When the smoke cleared, 21 miners were dead and 55 wounded. No policeman was hurt.  Riots broke out in all the major towns in the Eastern provinces of Nigeria. According to Nduka Eze, the Zikist trade union leader, “The radicals and the moderates, the revolutionaries and the stooges, the bourgeoisie and the workers sank their differences, remembered the word "Nigeria" and rose in revolt against evil and inhumanity.”

On November 20, 1949, the colonial state appointed the Fitzerald Commission to look into the shooting incident. On December 12th, the Fitzgerald Commission commenced sitting at Enugu and then adjourned to resume sitting, in camera, at Westminster in London on January 5, 1950. The commission published its report in June 1950. This is the story of the Iva Valley coal miners in whose honour the Iva Valley books in the NLC labour house was named.

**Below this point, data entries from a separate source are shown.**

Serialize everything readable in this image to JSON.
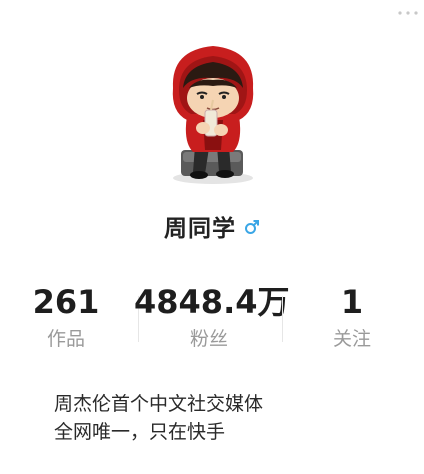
{
  "profile": {
    "name": "周同学",
    "gender_icon": "male-symbol-icon",
    "gender_color": "#3aa6e6"
  },
  "stats": {
    "works": {
      "value": "261",
      "label": "作品"
    },
    "fans": {
      "value": "4848.4万",
      "label": "粉丝"
    },
    "following": {
      "value": "1",
      "label": "关注"
    }
  },
  "bio": {
    "line1": "周杰伦首个中文社交媒体",
    "line2": "全网唯一，只在快手"
  },
  "colors": {
    "avatar_hood": "#c81e1e",
    "text_primary": "#222222",
    "text_secondary": "#9a9a9a"
  }
}
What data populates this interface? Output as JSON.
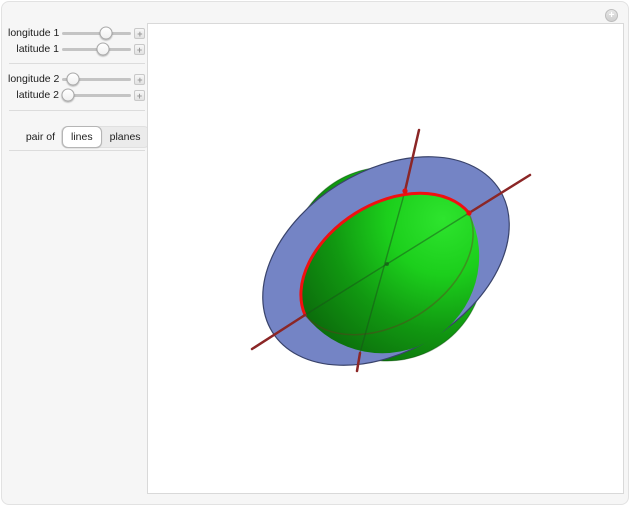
{
  "controls": {
    "stepper_glyph": "+",
    "expand_glyph": "+",
    "sliders": [
      {
        "label": "longitude 1",
        "position": 0.63
      },
      {
        "label": "latitude 1",
        "position": 0.59
      },
      {
        "label": "longitude 2",
        "position": 0.15
      },
      {
        "label": "latitude 2",
        "position": 0.09
      }
    ],
    "pair_of": {
      "label": "pair of",
      "options": [
        "lines",
        "planes"
      ],
      "selected": "lines"
    }
  },
  "scene": {
    "description": "green sphere intersected by a blue plane disk; red great circle at the intersection; two dark-red lines through the sphere center pierce the sphere at two marked points",
    "colors": {
      "sphere_highlight": "#2ee42e",
      "sphere_mid": "#1ccf1c",
      "sphere_shade": "#119811",
      "sphere_dark": "#0a5f0a",
      "plane_fill": "#7484c5",
      "plane_edge": "#39436b",
      "great_circle": "#f01010",
      "line": "#8b2626",
      "marker": "#e01010"
    }
  }
}
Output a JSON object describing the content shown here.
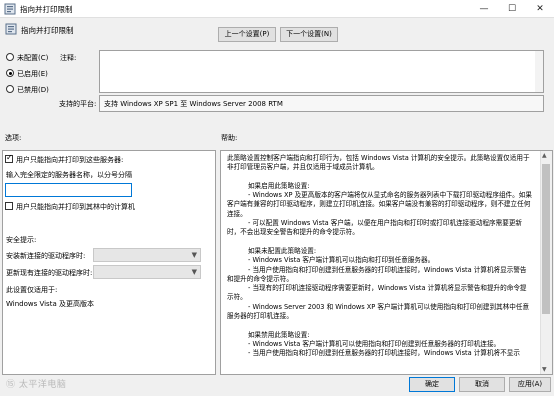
{
  "window": {
    "title": "指向并打印限制",
    "controls": {
      "minimize": "—",
      "maximize": "☐",
      "close": "✕"
    }
  },
  "header": {
    "policy_title": "指向并打印限制",
    "prev_button": "上一个设置(P)",
    "next_button": "下一个设置(N)"
  },
  "state": {
    "options": [
      "未配置(C)",
      "已启用(E)",
      "已禁用(D)"
    ],
    "selected_index": 1
  },
  "comment": {
    "label": "注释:",
    "value": ""
  },
  "supported": {
    "label": "支持的平台:",
    "value": "支持 Windows XP SP1 至 Windows Server 2008 RTM"
  },
  "sections": {
    "options": "选项:",
    "help": "帮助:"
  },
  "options": {
    "only_trusted_servers": {
      "label": "用户只能指向并打印到这些服务器:",
      "checked": true
    },
    "server_names_label": "输入完全限定的服务器名称，以分号分隔",
    "server_names_value": "",
    "only_forest_servers": {
      "label": "用户只能指向并打印到其林中的计算机",
      "checked": false
    },
    "security_prompt_label": "安全提示:",
    "new_connection_label": "安装新连接的驱动程序时:",
    "new_connection_value": "",
    "update_label": "更新现有连接的驱动程序时:",
    "update_value": "",
    "applies_label": "此设置仅适用于:",
    "applies_value": "Windows Vista 及更高版本"
  },
  "help": {
    "text": "此策略设置控制客户端指向和打印行为，包括 Windows Vista 计算机的安全提示。此策略设置仅适用于非打印管理员客户端，并且仅适用于域成员计算机。\n\n          如果启用此策略设置:\n          - Windows XP 及更高版本的客户端将仅从显式命名的服务器列表中下载打印驱动程序组件。如果客户端有兼容的打印驱动程序，则建立打印机连接。如果客户端没有兼容的打印驱动程序，则不建立任何连接。\n          - 可以配置 Windows Vista 客户端，以便在用户指向和打印时或打印机连接驱动程序需要更新时，不会出现安全警告和提升的命令提示符。\n\n          如果未配置此策略设置:\n          - Windows Vista 客户端计算机可以指向和打印到任意服务器。\n          - 当用户使用指向和打印创建到任意服务器的打印机连接时，Windows Vista 计算机将显示警告和提升的命令提示符。\n          - 当现有的打印机连接驱动程序需要更新时，Windows Vista 计算机将显示警告和提升的命令提示符。\n          - Windows Server 2003 和 Windows XP 客户端计算机可以使用指向和打印创建到其林中任意服务器的打印机连接。\n\n          如果禁用此策略设置:\n          - Windows Vista 客户端计算机可以使用指向和打印创建到任意服务器的打印机连接。\n          - 当用户使用指向和打印创建到任意服务器的打印机连接时，Windows Vista 计算机将不显示"
  },
  "footer": {
    "ok": "确定",
    "cancel": "取消",
    "apply": "应用(A)"
  },
  "watermark": "⑮ 太平洋电脑"
}
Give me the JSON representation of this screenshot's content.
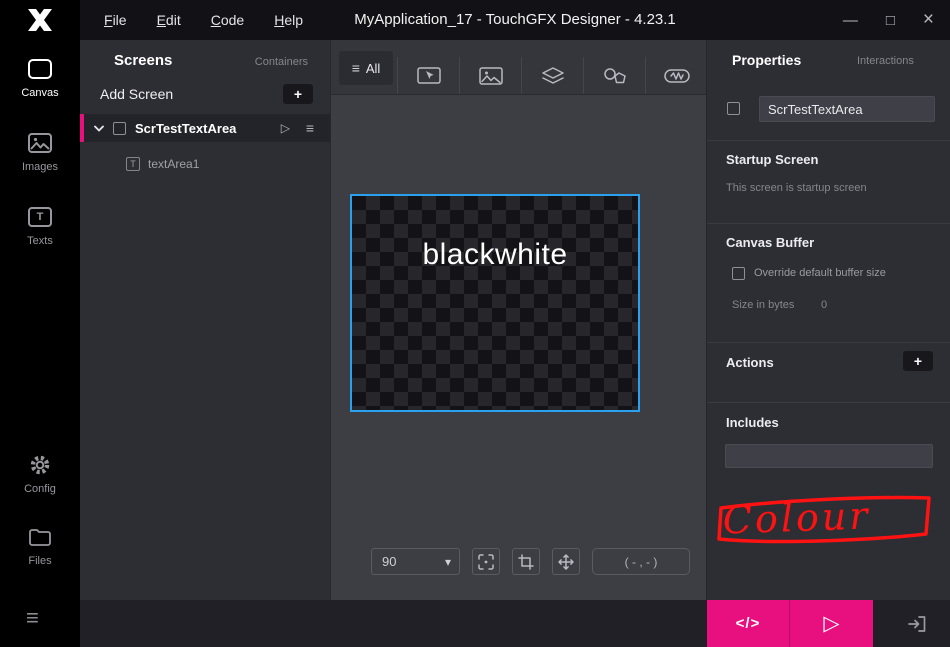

Seventy-four years later, armed policemen shot and killed numerous unarmed civilians in the #EndBadGovernance/End Hunger protests. More than 2000 were arrested. Days after the protests, armed policemen stormed Iva Valley Books in the dark of night.

They broke down the door and took all the pro-labour books and photocopier. Then, they falsely accused Povey and his employee, Adeyemi Abayomi Abiodun, of criminal conspiracy, subversion, treasonable felony, terrorism financing, cyber crime and trying to overthrow the Tinubu regime.

Abayomi was later abducted from his home by armed IRT policemen. His bank account was frozen. He was beaten, tortured, chained, forced to sign confessional statements and detained in Kuje prison. One of the pieces of evidence against him was displayed by the Government Prosecutor to the Nigerian Press on Monday, August 30. It was a book entitled “REVOLUTION IS THE CHOICE OF THE PEOPLE” by Anne Alexander. Anyone can buy a copy of the book from Amazon.

The whole charade was a shame. The government’s brutal response to the end hunger protests has made Nigeria a laughing stock in the world. The Tinubu regime must release Abayomi and all detained #EndBadGovernance protesters, reverse all its pro IMF policies and end hunger/bad governance in Nigeria.  No government, colonial or post-colonial, military or post military, can kill or jail the spirit of resistance of the Nigerian people.